In a now annual tradition at the Contra Costa Fire Department in Clayton, 343 flags represent each firefighter killed in the Sept. 11 terrorist attacks. At first it was just flags -- now it includes photos and biographies.
"It's definitely an emotional task to take care of," Captain Ben Smith said. "We look at each of the guys and I start to recognize them year after year. They're guys just like the rest of us that work here, they are dads, soccer coaches, husbands, sons."
In San Jose, people paid tribute in a different way. Volunteers are part in a national day of service and remembrance in honor of the victims of Sept. 11.
A group organized by Sacred Heart Community Service built gardens for low income families to grow organic fruit and vegetables.

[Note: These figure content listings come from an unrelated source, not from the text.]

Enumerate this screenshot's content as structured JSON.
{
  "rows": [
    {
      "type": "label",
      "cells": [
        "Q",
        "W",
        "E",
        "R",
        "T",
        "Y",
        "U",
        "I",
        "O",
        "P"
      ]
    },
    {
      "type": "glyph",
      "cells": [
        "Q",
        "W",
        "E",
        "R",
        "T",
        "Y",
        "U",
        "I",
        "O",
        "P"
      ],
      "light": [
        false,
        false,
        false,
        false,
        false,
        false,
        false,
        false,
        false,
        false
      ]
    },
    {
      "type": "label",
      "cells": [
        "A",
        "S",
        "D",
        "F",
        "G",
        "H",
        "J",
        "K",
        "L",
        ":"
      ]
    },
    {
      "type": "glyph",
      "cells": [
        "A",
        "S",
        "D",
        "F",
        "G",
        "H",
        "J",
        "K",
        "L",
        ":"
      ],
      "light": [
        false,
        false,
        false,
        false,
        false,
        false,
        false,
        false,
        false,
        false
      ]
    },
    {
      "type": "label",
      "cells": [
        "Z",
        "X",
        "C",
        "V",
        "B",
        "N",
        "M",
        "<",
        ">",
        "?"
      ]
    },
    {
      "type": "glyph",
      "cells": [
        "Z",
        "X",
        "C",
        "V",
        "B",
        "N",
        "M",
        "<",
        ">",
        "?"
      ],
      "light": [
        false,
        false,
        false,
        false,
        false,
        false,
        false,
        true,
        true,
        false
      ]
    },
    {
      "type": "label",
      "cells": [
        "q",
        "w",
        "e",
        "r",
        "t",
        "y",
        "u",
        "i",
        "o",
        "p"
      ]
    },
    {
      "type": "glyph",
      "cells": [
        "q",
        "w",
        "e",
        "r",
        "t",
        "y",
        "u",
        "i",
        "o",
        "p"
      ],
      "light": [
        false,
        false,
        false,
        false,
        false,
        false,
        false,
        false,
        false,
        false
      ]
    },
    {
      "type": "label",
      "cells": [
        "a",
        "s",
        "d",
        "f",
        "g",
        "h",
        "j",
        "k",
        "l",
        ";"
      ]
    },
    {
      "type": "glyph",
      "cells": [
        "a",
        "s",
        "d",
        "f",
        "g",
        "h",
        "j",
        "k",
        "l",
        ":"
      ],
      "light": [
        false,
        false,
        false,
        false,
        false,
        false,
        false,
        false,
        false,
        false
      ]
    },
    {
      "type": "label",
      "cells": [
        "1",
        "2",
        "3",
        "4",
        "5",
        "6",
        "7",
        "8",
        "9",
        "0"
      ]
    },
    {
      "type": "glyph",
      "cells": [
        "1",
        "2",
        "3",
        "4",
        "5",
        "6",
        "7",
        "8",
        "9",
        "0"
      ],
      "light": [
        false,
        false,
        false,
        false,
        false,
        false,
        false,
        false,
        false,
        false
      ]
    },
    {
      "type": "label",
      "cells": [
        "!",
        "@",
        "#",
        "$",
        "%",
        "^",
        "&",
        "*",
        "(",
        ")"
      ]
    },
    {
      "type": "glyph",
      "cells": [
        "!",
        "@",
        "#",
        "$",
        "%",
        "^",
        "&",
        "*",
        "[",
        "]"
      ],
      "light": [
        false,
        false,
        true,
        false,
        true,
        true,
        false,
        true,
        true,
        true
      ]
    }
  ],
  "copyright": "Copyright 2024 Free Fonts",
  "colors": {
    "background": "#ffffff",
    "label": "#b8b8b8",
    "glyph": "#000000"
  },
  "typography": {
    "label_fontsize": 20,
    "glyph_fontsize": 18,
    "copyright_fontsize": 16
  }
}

The Red Cross in Walnut Creek urged people to give back by giving blood.
Gov. Schwarzenegger added his own plea to all Californians.
"I would like to ask all you to renew this commitment to serve and strengthen your community," he said.
Elsewhere there were more traditional memorials.
In Union City there was a reading of the names of everyone on board Flight 93, which was headed for San Francisco when it crashed into a field in Pennsylvania.
And the Lafayette Flag Brigade held its eighth annual 9-11 remembrance. It is the largest overpass flag display in the state.
"It means a lot to me that there are people here who believe that this country is really worth defending and loving," Caroline Tsuyuki said.